Pada mulanya, Zaid adalah murid dari pemimpin aliran Mu’tazilah. Dari sinilah, tampak dengan jelas pengaruh pemikiran mazhab tersebut. Ada sebagian ulama yang menganggap bahwa Zaidiyyah merupakan mazhab Ahlus Sunnah kelima dari empat mazhab Ahlus Sunnah yang dikenal.[17]
c.       Syi’ah Ghulat
1)      Asal-usul Penamaan Syiah Ghulat
Istilah Ghulat berasal dari kata ghala-yaghlu-ghuluw, artinya “bertambah” dan “naik”. Ghala bi ad-din artinya memperkuat dan menjadi ekstrem sehingga melampaui batas. Syi’ah Ghulat berartikan kelompok pendukung Ali yang memiliki sikap berlebihan atau ekstrim. Lebih jauh, Abu Zahrah menjelaskan bahwa Syi’ah Ghulat adalah kelompok yang menempatkan Ali pada derajat keTuhanan, dan ada yang mengangkat pada derajat keNabian, bahkan lebih tinggi dari Nabi sendiri . Berikut sekte-sekte Syi’ah Ghulat yang terkenal, antara lain Sabahiyah, Kamaliyah, Albaiyah, Mughriyah, Mansuriyah, Khattabiyah, Kayaliyah, Hisamiyah, Nu’miyah, Yunusiah, dan Nasyisiah wa Ishaqiyah.[18]

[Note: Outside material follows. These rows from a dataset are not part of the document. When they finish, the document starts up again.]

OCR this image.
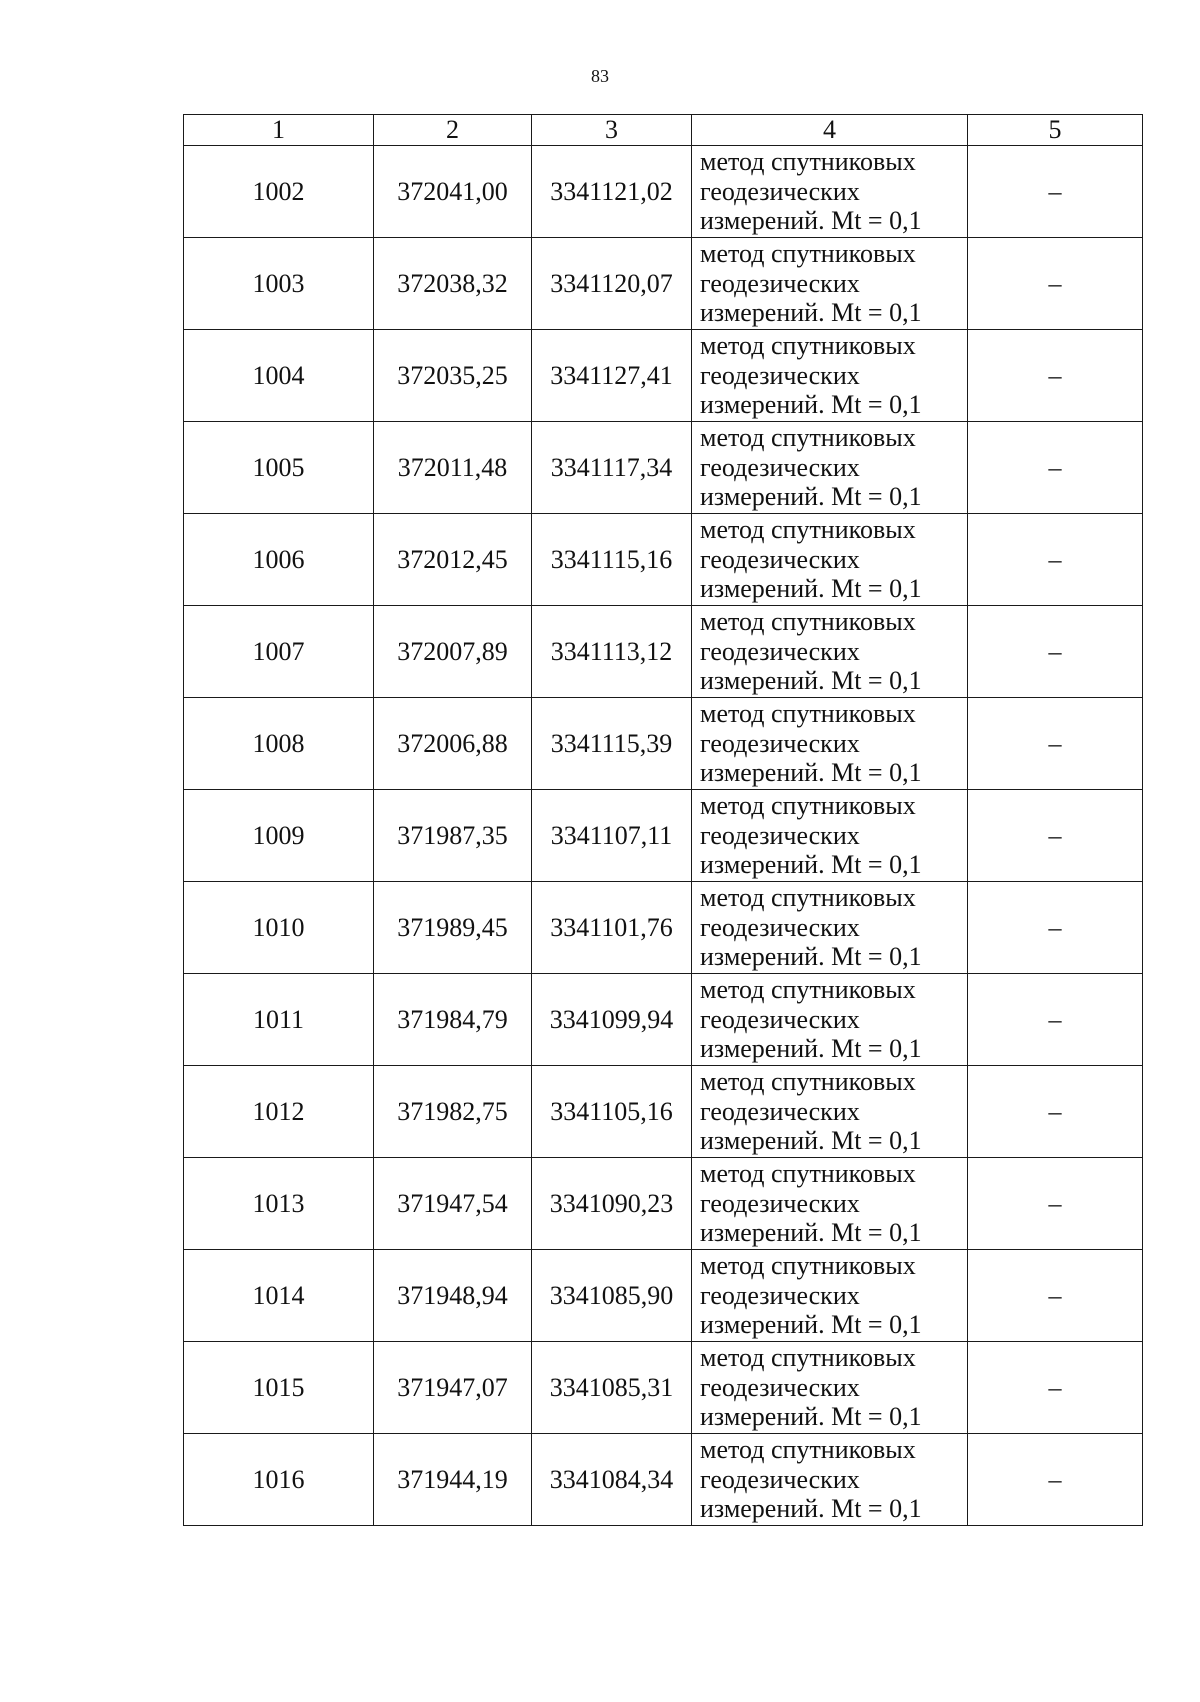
83
1	2	3	4	5
1002	372041,00	3341121,02	метод спутниковых
геодезических
измерений. Mt = 0,1	–
1003	372038,32	3341120,07	метод спутниковых
геодезических
измерений. Mt = 0,1	–
1004	372035,25	3341127,41	метод спутниковых
геодезических
измерений. Mt = 0,1	–
1005	372011,48	3341117,34	метод спутниковых
геодезических
измерений. Mt = 0,1	–
1006	372012,45	3341115,16	метод спутниковых
геодезических
измерений. Mt = 0,1	–
1007	372007,89	3341113,12	метод спутниковых
геодезических
измерений. Mt = 0,1	–
1008	372006,88	3341115,39	метод спутниковых
геодезических
измерений. Mt = 0,1	–
1009	371987,35	3341107,11	метод спутниковых
геодезических
измерений. Mt = 0,1	–
1010	371989,45	3341101,76	метод спутниковых
геодезических
измерений. Mt = 0,1	–
1011	371984,79	3341099,94	метод спутниковых
геодезических
измерений. Mt = 0,1	–
1012	371982,75	3341105,16	метод спутниковых
геодезических
измерений. Mt = 0,1	–
1013	371947,54	3341090,23	метод спутниковых
геодезических
измерений. Mt = 0,1	–
1014	371948,94	3341085,90	метод спутниковых
геодезических
измерений. Mt = 0,1	–
1015	371947,07	3341085,31	метод спутниковых
геодезических
измерений. Mt = 0,1	–
1016	371944,19	3341084,34	метод спутниковых
геодезических
измерений. Mt = 0,1	–
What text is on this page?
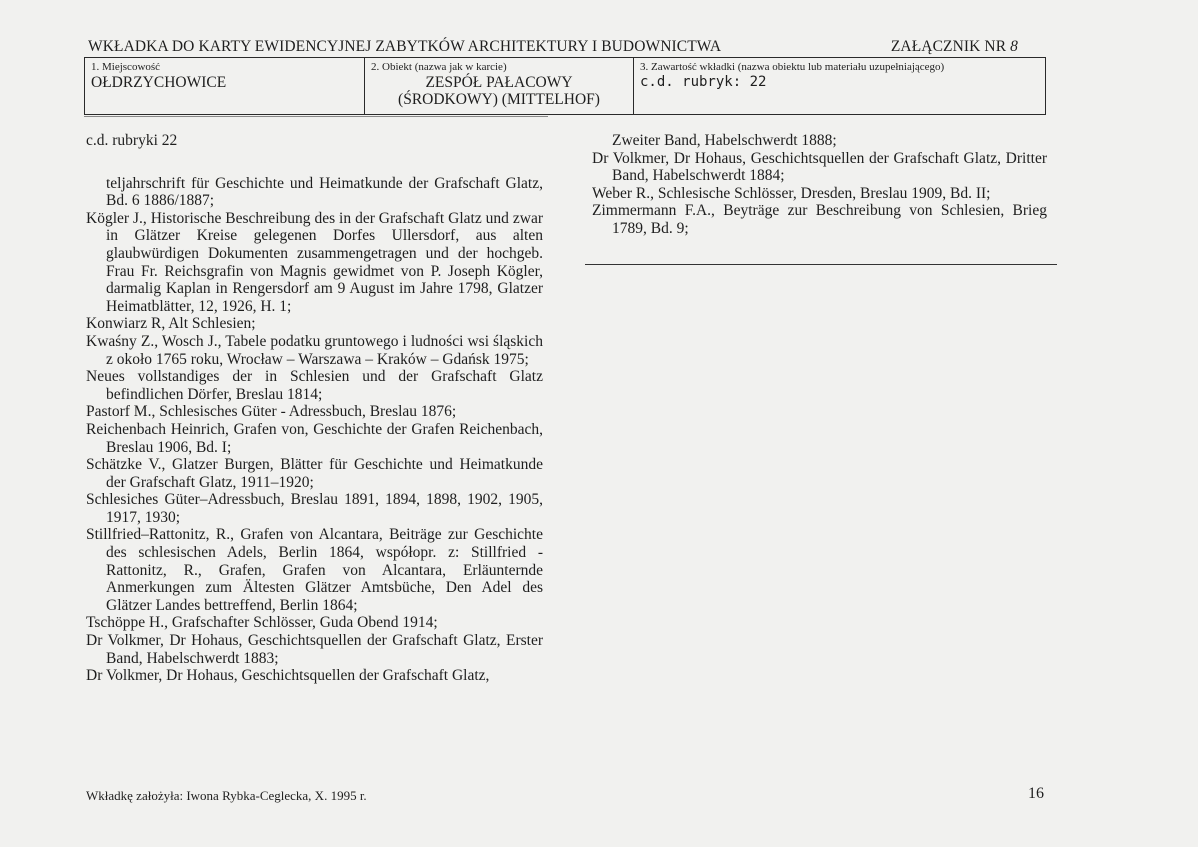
WKŁADKA DO KARTY EWIDENCYJNEJ ZABYTKÓW ARCHITEKTURY I BUDOWNICTWA	ZAŁĄCZNIK NR 8
1. Miejscowość
OŁDRZYCHOWICE
2. Obiekt (nazwa jak w karcie)
ZESPÓŁ PAŁACOWY
(ŚRODKOWY) (MITTELHOF)
3. Zawartość wkładki (nazwa obiektu lub materiału uzupełniającego)
c.d. rubryk: 22

c.d. rubryki 22

teljahrschrift für Geschichte und Heimatkunde der Grafschaft Glatz, Bd. 6 1886/1887;

Kögler J., Historische Beschreibung des in der Grafschaft Glatz und zwar in Glätzer Kreise gelegenen Dorfes Ullersdorf, aus alten glaubwürdigen Dokumenten zusammengetragen und der hochgeb. Frau Fr. Reichsgrafin von Magnis gewidmet von P. Joseph Kögler, darmalig Kaplan in Rengersdorf am 9 August im Jahre 1798, Glatzer Heimatblätter, 12, 1926, H. 1;

Konwiarz R, Alt Schlesien;

Kwaśny Z., Wosch J., Tabele podatku gruntowego i ludności wsi śląskich z około 1765 roku, Wrocław – Warszawa – Kraków – Gdańsk 1975;

Neues vollstandiges der in Schlesien und der Grafschaft Glatz befindlichen Dörfer, Breslau 1814;

Pastorf M., Schlesisches Güter - Adressbuch, Breslau 1876;

Reichenbach Heinrich, Grafen von, Geschichte der Grafen Reichenbach, Breslau 1906, Bd. I;

Schätzke V., Glatzer Burgen, Blätter für Geschichte und Heimatkunde der Grafschaft Glatz, 1911–1920;

Schlesiches Güter–Adressbuch, Breslau 1891, 1894, 1898, 1902, 1905, 1917, 1930;

Stillfried–Rattonitz, R., Grafen von Alcantara, Beiträge zur Geschichte des schlesischen Adels, Berlin 1864, współopr. z: Stillfried - Rattonitz, R., Grafen, Grafen von Alcantara, Erläunternde Anmerkungen zum Ältesten Glätzer Amtsbüche, Den Adel des Glätzer Landes bettreffend, Berlin 1864;

Tschöppe H., Grafschafter Schlösser, Guda Obend 1914;

Dr Volkmer, Dr Hohaus, Geschichtsquellen der Grafschaft Glatz, Erster Band, Habelschwerdt 1883;

Dr Volkmer, Dr Hohaus, Geschichtsquellen der Grafschaft Glatz,

Zweiter Band, Habelschwerdt 1888;

Dr Volkmer, Dr Hohaus, Geschichtsquellen der Grafschaft Glatz, Dritter Band, Habelschwerdt 1884;

Weber R., Schlesische Schlösser, Dresden, Breslau 1909, Bd. II;

Zimmermann F.A., Beyträge zur Beschreibung von Schlesien, Brieg 1789, Bd. 9;

Wkładkę założyła: Iwona Rybka-Ceglecka, X. 1995 r.	16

Nama-nama sekte tersebut menggunakan nama tokoh yang membawa atau pemimpinnya. Sekte-sekte ini awalnya hanya satu sekte yaitu yang dibawa oleh Abdullah bin Saba’ yang mengajarkan bahwa Ali adalah Tuhan. Kemudian Karena perbedaan prinsip dan ajaran, Syi’ah Ghulat terpecah menjadi beberapa sekte. Walaupun demikian, seluruh sekte ini pada intinya mensepakati tentang hulul dan tanasukh.[19]
2)      Ajaran Syiah Ghulat
Adapun ajaran-ajaran Syi’ah Ghulat adalah sebagai berikut:[20]
a)      Tanasukh adalah keluarnya roh dari satu jasad dan mengambil tempat pada jasad yang lain. Paham ini diambil dari falsafah Hindu. Penganut agama Hindu berkeyakinan bahwa roh disiksa dengan cara berpindah ke tubuh hewan yang lebih rendah dan diberi pahala dengan cara berpindah dari satu kehidupan pada satu kehidupan yang lebih tinggi. Syi’ah Ghulat menerapkan konsep ini dalam konsep Imamiyahnya, sehingga ada yang menyatakan bahwa roh Allah berpindah kepada Adam kemudian keapda Imam-imam secara turun-temurun.
b)      Bada’ adalah keyakinan bahwa Allah mengubah kehendak-Nya sejalan dengan perubahan ilmunya, serta dapat memerintahkan perbuatan kemudian memerintahkan yang sebaliknya.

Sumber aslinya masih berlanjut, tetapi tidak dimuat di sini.